Victoria Chang is the author of the new book of poems Barbie Chang. Her other books include the poetry collection The Boss and the children's picture book Is Mommy?, and her work has appeared in a variety of publications, including Kenyon Review and American Poetry Review. She lives in Los Angeles.
Q: How did you come up with the idea for Barbie Chang?
Q: How did you come up with the idea for Barbie Chang?
A: I wrote all these poems in first person initially. One
day, the name "Barbie Chang" popped into my head and I thought that
was funny, paradoxical, and frankly impossible because Barbie is the iconic
American dream female and a Chang, well, isn't.
I changed all the poems to third person with the character
of Barbie Chang and then I worked on the poems for another year--changing the
person really opened up the poems for me as a writer.
Q: Can you say more about the role you think Barbie plays in
societal assumptions and also in your collection?
A: As I mentioned above, she's the image of perfection. In
my mind, that image was never reality, and this has been changing but society
has been slow to change. And I suppose my book is a kind of exploration of
that, deconstruction of that.
Q: In a review of Barbie Chang in the Los Angeles Review of
Books, Kristina Marie Darling writes, “Victoria Chang’s new collection, Barbie
Chang, reveals, visibly and poignantly, the ways that ‘looking’ can be
symptomatic of what is most broken and dangerous in our culture.” What do you
think of that?
A: I think that this is a smart statement. That review was
very well-written and thought out. I think of this as the looking at women in
our culture as toxic--the objectification of women. And the idea of seeing is a
something I explore in this book too--how POC and women are often
invisible.
So it's this interesting paradox--POC and women want to be
seen, but most of the time, not in the ways that society and others see them.
I've been debating with some people on FB who think it is
their right to write from the perspective of anyone they want: "dogs,
horses, pilots," including the stories of POC.
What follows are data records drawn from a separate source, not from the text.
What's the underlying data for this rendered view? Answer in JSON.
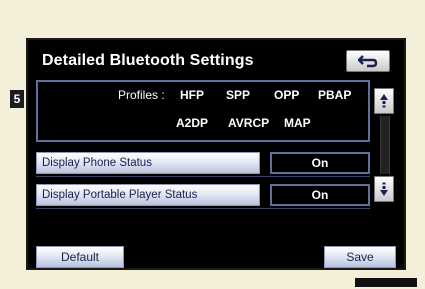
{
  "step_marker": "5",
  "screen": {
    "title": "Detailed Bluetooth Settings",
    "back_icon": "back-arrow-icon",
    "profiles": {
      "label": "Profiles :",
      "row1": [
        "HFP",
        "SPP",
        "OPP",
        "PBAP"
      ],
      "row2": [
        "A2DP",
        "AVRCP",
        "MAP"
      ]
    },
    "settings": [
      {
        "label": "Display Phone Status",
        "value": "On"
      },
      {
        "label": "Display Portable Player Status",
        "value": "On"
      }
    ],
    "scroll_up_icon": "scroll-up-icon",
    "scroll_down_icon": "scroll-down-icon",
    "default_label": "Default",
    "save_label": "Save"
  },
  "colors": {
    "background": "#f3efd9",
    "screen": "#000000",
    "accent_border": "#5d6f9c",
    "button_text": "#1a2050"
  }
}
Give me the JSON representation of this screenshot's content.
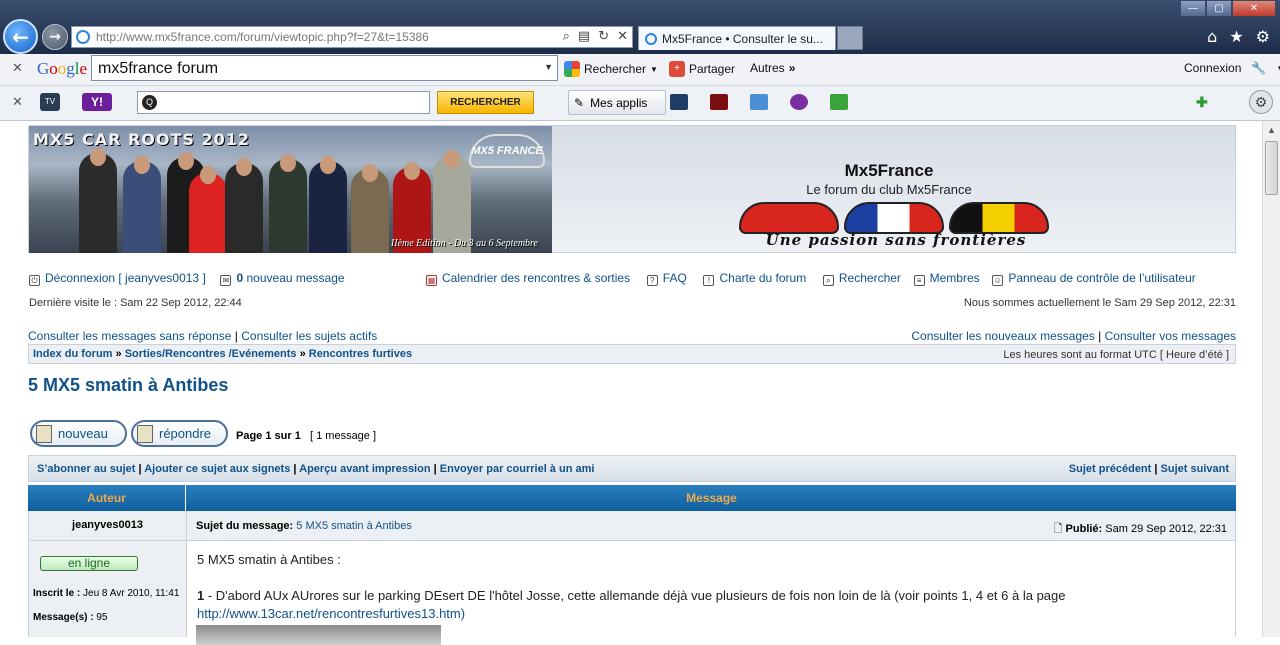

This is also a problem of "looking" that Darling
talks about--who has the right to look, who has the right to tell these
stories, who has the stories? Well, we do. And that's how #ownvoices emerged on
Twitter.
Q: Barbie Chang includes two sections titled “Dear P.” How
do you see those parts of the collection connecting with the other poems?
A: The middle sequence of sonnets were older poems from
before my prior book, The Boss, in a manuscript I chose not to publish.
And the end Dear P. poems were written after I put the middle
ones in. I don't know why I put them in at the time, but in retrospect, I think
it was to complicate the manuscript that was all in the same form.
I think adding these made the book more expansive and
mirrored my own ideas about intergenerational racism and how racist views and
closed-mindedness get passed down from one generation to the next.
Q: What are you working on now?
A: A series of prose poems called OBIT. A few are online and
I've begun letting them out in the world. I'm almost finished, I think. They
are in the shape of obituaries and what I call a distillation of grief after my
mom passed away.
A: Well, gosh, I don't know. I am a generous person. I
like generous and loyal people. I can't stand competitive and jealous
people more than anything (and there are a LOT of those people in the literary
world). I like chumming around with people who lift each other up.
I can be very quiet and very passionate and outspoken at the
same time. I can change my mind in a heartbeat. I'm very pleased about how the
younger generation is breaking open the literary world/poetry on Twitter even
though initially I was afraid of them. I love change like this but can
also intellectually deconstruct it without getting emotional.
I am very ambitious for the work and as a woman, no
longer apologize for being ambitious for the work. In general, I am very
ambitious and no longer apologize for that either because I never see any men
apologizing and only see people cut down women for being so.
I am always interested in the new, the original, the
inventive, across all art forms and people. I'm sure there are lots of other
things about me and my writing that would interest only me, so I'll stop here.